Der Umzug startet kurz nach 14 Uhr. Via Länggassstrasse bewegt sich die Demonstration zum Bollwerk, weiter über die Lorrainebrücke und auf der Viktoriastrasse bis zur Kornhausbrücke. Durch die Altstadt und am Bundeshaus vorbei fahren die zahlreichen Teilnehmenden weiter bis zum Kocherpark. Dort kommen die Velos nach und nach um ca. 15.15 Uhr zum Stillstand.

An der Länggassstrasse finden sich auch einige Autofahrer, die in die Hauptstrasse einbiegen wollten. Sie haben das Nachsehen. Auch Personen, die mit dem öffentlichen Verkehr unterwegs sind, mussten sich am Samstag etwas gedulden.

Der Spuk war allerdings relativ rasch vorbei, der Tross bewegt sich zügig zum Treffpunkt Kocherpark. Die Demonstrierenden wollen noch bis 19 Uhr Musik und Workshops anbieten.

Thunberg als Auslöserin

Die Klimastreikbewegung Schweiz sieht sich als dezentrale Jugendbewegung. Laut eigenen Angaben ist sie basisdemokratisch organisiert. Die Bewegung gibt an, «weder an eine Partei noch an eine Organisation» gebunden zu sein.

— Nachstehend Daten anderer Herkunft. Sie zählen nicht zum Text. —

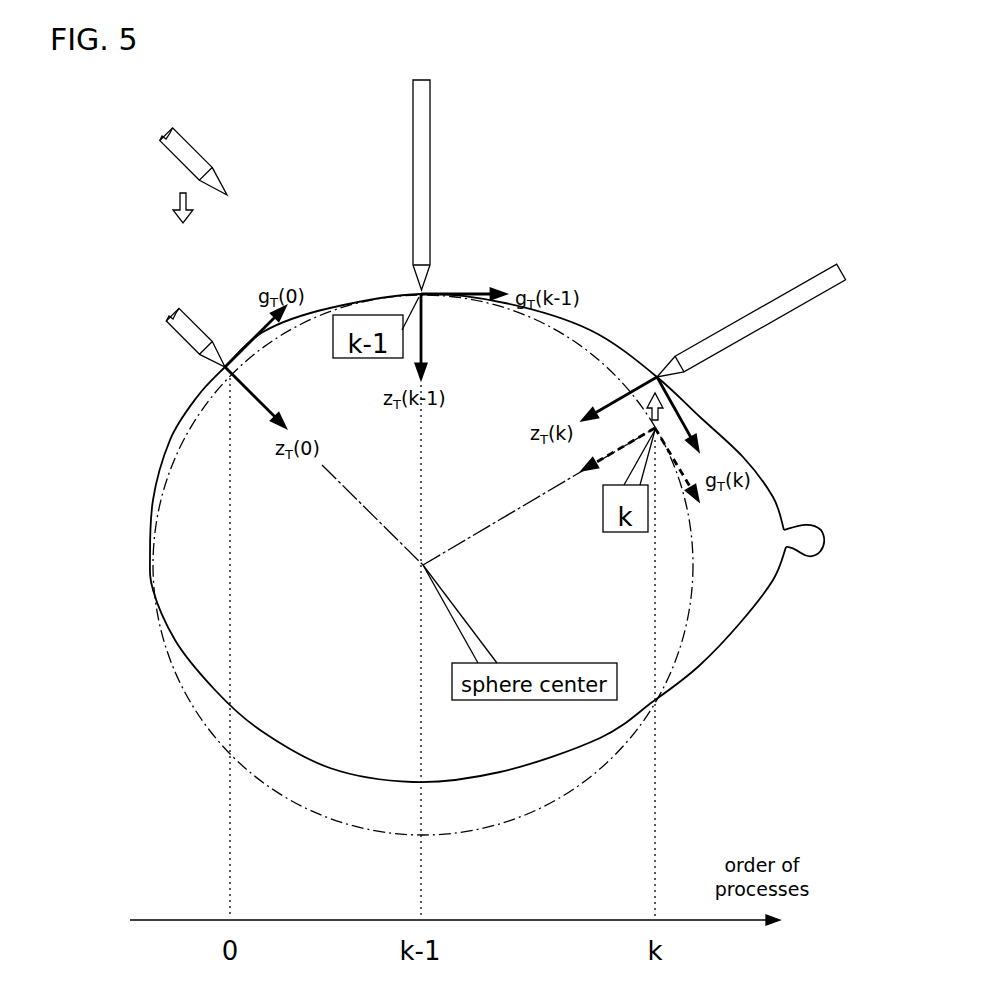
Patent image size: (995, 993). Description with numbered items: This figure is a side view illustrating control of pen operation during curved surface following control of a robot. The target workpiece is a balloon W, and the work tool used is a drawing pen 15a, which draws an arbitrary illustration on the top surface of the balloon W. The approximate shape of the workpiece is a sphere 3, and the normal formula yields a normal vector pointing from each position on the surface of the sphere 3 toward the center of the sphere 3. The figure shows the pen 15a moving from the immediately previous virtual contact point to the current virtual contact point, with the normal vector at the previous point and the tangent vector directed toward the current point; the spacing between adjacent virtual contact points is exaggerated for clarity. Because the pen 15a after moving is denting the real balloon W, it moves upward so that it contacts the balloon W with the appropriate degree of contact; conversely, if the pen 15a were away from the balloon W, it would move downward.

The drawing pen 15a is at (191, 148).
The sphere 3 is at (176, 680).
The balloon W is at (741, 625).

Die Bewegung entstand Ende 2018. Auslöserin war Greta Thunberg, eine damals 16-jährige Klimaaktivistin aus Schweden. In einer Rede an einer UNO-Konferenz in Polen griff sie die Politiker wegen ihrer Klimapolitik scharf an. Das Video verbreitete sich viral im Netz, woraufhin sich auch in der Schweiz viele Jugendliche zu organisieren begannen.